Safety. Treatment with dasatinib is associated with severe (NCI CTC Grade 3 or 4) thrombocytopenia, neutropenia, and anemia. Their occurrence is more frequent in patients with advanced CML or Ph+ ALL than in chronic phase CML. Complete blood counts should be performed weekly for the first 2 months and then monthly thereafter, or as clinically indicated. Myelosuppression associated with dasatinib is generally reversible and usually managed by withholding dasatinib temporarily or by dose reduction. Severe central nervous system hemorrhages, including fatalities, as well as severe gastrointestinal hemorrhages, have been associated with dasatinib therapy. Most bleeding events have been associated with severe thrombocytopenia. Accordingly, caution should be exercised when administering dasatinib to patients required to take anticoagulants or other medications that inhibit platelet function. Dasatinib is associated with fluid retention, in some cases severe, including pleural and pericardial effusion, ascites, and pulmonary edema. In vitro data suggest that dasatinib has the potential to prolong cardiac ventricular repolarization (QT interval). Dasatinib should be administered with caution to patients who have or may develop prolongation of QTc. These include patients with hypokalemia or hypomagnesemia, patients with congenital long QT syndrome, patients taking anti-arrhythmic medicines or other products that lead to QT prolongation, and cumulative high-dose anthracycline therapy. As dasatinib is a CYP3A4 substrate, concomitant use of the agent and drugs that inhibit CYP3A4 (eg, ketoconazole, itraconazole, erythromycin, clarithromycin, ritonavir, atazanavir, indinavir, nefazodone, nelfinavir, saquinavir, telithromycin) should be avoided. Conversely, if dasatinib is coadministered with a CYP3A4 inducer, an increase in the dasatinib dose should be considered. Long-term suppression of gastric acid secretion by H2 blockers or proton pump inhibitors (eg, famotidine and omeprazole) is likely to reduce dasatinib exposure. Caution is recommended when administering dasatinib to patients with hepatic impairment. The most common adverse events reported in association with dasatinib include pleural effusion, diarrhea, nausea, abdominal pain and vomiting, and bleeding events.

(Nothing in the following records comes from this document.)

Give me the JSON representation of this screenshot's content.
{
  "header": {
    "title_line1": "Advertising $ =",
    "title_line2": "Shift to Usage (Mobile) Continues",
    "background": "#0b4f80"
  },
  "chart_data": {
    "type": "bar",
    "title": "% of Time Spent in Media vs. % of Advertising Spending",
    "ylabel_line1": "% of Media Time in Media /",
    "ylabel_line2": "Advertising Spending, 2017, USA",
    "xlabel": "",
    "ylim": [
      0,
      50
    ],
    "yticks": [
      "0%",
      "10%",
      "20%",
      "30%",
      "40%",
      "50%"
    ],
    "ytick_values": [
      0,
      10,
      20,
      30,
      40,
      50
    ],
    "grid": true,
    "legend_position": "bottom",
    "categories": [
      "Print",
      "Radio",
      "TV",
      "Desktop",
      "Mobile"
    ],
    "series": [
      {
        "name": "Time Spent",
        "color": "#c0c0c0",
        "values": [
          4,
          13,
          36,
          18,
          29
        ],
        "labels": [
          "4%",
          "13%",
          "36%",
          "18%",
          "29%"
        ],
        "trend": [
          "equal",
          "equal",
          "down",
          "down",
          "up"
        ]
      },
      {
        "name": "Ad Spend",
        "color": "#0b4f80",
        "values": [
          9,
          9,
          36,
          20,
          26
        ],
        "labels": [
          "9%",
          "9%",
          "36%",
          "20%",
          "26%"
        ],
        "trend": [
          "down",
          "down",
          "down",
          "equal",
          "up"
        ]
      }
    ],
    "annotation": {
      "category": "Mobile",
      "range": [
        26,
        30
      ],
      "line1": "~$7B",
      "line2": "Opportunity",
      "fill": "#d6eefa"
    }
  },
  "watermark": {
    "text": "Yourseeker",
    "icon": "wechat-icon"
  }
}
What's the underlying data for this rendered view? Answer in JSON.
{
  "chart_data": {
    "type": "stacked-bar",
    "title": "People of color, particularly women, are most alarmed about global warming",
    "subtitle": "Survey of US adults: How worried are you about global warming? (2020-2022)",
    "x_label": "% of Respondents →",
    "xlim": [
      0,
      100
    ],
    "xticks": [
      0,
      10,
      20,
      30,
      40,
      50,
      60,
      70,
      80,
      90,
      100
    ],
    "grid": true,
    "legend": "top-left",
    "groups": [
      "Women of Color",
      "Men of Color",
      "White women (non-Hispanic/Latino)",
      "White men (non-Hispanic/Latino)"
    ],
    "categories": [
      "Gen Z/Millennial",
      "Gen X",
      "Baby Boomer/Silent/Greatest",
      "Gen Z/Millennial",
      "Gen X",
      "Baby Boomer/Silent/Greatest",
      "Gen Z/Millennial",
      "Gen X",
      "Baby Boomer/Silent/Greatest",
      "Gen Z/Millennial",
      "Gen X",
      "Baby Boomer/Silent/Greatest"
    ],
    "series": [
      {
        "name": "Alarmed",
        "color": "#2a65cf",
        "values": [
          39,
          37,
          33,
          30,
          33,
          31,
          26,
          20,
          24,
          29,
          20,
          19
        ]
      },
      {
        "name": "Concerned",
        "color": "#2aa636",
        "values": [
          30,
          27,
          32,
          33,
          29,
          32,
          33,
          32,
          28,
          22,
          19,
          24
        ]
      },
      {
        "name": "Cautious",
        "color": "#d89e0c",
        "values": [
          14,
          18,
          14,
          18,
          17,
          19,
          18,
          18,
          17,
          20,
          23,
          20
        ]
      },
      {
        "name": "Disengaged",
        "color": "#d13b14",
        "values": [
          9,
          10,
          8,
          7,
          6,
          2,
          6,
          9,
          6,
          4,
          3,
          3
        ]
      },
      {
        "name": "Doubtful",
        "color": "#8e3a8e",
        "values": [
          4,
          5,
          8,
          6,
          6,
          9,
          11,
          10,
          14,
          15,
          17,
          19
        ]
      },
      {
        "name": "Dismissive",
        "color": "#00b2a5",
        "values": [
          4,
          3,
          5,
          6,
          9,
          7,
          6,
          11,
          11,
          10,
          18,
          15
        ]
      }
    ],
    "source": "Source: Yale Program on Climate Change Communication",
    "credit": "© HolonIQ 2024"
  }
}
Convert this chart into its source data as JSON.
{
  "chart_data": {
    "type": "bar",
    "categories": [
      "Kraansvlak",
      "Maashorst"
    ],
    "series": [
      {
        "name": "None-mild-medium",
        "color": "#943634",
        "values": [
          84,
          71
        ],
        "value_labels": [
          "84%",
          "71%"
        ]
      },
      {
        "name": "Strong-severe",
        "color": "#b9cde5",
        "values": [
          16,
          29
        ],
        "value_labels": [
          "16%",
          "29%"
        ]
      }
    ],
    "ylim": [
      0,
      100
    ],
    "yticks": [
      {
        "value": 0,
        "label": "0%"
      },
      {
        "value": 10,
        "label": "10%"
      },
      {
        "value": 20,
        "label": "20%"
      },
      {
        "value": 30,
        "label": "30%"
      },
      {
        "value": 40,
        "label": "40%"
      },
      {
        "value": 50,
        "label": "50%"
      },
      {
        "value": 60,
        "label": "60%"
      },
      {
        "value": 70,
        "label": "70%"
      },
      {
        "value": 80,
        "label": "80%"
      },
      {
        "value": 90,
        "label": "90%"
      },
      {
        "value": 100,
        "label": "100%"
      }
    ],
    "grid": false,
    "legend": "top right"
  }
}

Dosing. The recommended dose of dasatinib is 140 mg/d administered orally in 2 divided doses (70 mg twice daily), 1 in the morning and 1 in the evening with or without a meal. Dose increase or reduction in 20-mg increments per dose is recommended based on individual safety and tolerability. If the dasatinib dose is increased, the patient should be monitored carefully for toxicity. In clinical studies of adult CML and Ph+ ALL patients, dose escalation up to 90 mg BID (chronic phase CML) or 100 mg BID (advanced phase CML and Ph+ ALL) was allowed in patients who did not achieve a hematologic or cytogenetic response at the recommended dosage. Myelosuppression taking place in clinical studies was managed by dose interruption, dose reduction, or discontinuation of study therapy. Hematopoietic growth factor has been used in patients with resistant myelosuppression.